Lund sighed. 'What do you think we should do, then? As soon as people know about it, they'll think the worst. And you can take my word for it, Statoil isn't going to build this unit until we've found out more. But if we start making official enquiries, the news will get out and we'll be in the spotlight. Our hands will be tied.'

Johanson rubbed his eyes and glanced at his watch again. It was gone ten. 'Tina, I have to go. I'll ring you later.'

'Can I tell Skaugen you'll do it?'


There was silence. 'OK,' she said finally, in a small voice.

Johanson took a deep breath. 'Will you at least give me time to consider it?'

'You're a sweetheart.'

'I know. That's my problem.'

He gathered up his papers and hurried to the lecture-hall.

ROANNE, France

Jean Jérôme was looking critically at twelve Brittany lobsters. He looked critically at most things. He owed his scepticism to the establishment for which he worked. Troisgros prided itself on being the only French restaurant to have kept its three Michelin stars for over thirty consecutive years. Jérôme had no desire to go down in history as the man who broke that tradition. He was responsible for seafood, Troisgros's lord of the fish, so to speak, and he'd been on his feet since dawn.

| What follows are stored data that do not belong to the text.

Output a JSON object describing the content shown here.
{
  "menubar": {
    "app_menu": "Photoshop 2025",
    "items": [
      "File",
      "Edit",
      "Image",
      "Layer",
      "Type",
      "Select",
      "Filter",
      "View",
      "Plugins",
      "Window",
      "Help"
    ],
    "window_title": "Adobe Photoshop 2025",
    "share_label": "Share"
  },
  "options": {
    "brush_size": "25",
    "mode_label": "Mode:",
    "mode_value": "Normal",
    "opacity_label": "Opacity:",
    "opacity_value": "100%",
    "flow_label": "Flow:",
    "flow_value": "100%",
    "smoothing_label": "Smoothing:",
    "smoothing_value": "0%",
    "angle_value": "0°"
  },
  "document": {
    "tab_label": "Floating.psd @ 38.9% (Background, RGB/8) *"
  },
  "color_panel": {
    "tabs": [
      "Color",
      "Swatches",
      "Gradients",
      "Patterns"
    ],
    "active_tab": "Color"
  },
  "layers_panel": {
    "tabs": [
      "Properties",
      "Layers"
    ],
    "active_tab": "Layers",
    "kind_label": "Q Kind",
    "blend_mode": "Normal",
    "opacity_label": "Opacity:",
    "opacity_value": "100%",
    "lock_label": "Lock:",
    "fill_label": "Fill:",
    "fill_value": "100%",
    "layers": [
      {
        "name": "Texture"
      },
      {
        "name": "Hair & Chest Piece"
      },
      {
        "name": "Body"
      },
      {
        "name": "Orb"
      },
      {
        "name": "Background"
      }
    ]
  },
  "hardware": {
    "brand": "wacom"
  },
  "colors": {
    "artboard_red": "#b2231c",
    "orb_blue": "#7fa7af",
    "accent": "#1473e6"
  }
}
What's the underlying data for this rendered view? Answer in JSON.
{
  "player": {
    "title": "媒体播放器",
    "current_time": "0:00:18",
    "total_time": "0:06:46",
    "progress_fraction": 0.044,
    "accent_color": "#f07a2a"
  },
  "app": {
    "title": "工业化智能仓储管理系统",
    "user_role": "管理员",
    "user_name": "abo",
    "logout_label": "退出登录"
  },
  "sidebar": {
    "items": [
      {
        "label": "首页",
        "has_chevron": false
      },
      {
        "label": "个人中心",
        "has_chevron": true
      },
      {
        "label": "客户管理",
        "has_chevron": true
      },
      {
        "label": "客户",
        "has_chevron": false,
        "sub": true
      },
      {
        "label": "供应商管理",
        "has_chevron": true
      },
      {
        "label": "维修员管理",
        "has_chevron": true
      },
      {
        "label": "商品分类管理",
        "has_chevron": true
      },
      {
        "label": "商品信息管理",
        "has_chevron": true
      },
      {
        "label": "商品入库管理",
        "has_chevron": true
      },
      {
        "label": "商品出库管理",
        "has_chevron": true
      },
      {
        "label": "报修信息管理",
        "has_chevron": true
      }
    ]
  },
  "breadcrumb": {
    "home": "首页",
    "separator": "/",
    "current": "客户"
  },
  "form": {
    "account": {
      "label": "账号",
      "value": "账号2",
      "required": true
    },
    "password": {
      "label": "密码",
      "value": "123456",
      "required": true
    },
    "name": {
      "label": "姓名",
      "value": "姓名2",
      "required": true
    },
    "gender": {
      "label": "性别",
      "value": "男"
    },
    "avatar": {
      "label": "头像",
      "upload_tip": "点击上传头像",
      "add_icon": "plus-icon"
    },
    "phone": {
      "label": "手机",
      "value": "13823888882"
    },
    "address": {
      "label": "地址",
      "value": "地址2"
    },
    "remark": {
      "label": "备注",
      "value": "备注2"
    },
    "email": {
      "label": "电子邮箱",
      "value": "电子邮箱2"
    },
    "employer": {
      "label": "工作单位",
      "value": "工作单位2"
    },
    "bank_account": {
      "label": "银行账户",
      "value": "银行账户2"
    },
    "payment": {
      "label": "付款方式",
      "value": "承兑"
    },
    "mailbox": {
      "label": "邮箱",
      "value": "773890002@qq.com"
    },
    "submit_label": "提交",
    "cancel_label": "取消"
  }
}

His wholesaler had been up even longer – his day began at three in the morning in Rungis, an otherwise unremarkable suburban town fourteen kilometres outside Paris that had transformed itself almost overnight into a mecca of haute cuisine. Spread over four square kilometres and fully lit, it was the place for wholesalers, restaurateurs and anyone else who spent their life in a kitchen to purchase their ingredients. Produce from all over France could be found there: milk, cream, butter and cheese from Normandy, high-quality vegetables from Brittany, and aromatic fruits from the south. Oyster farmers from Belon, Marennes, the Arcachon basin, and tuna fishermen from St Jean-de-Luz would thunder down the autoroutes to deliver their freight on time. Refrigerated lorries laden with shellfish jostled with vans and cars on the roads. Top-quality produce was on sale in Rungis before anywhere else in France.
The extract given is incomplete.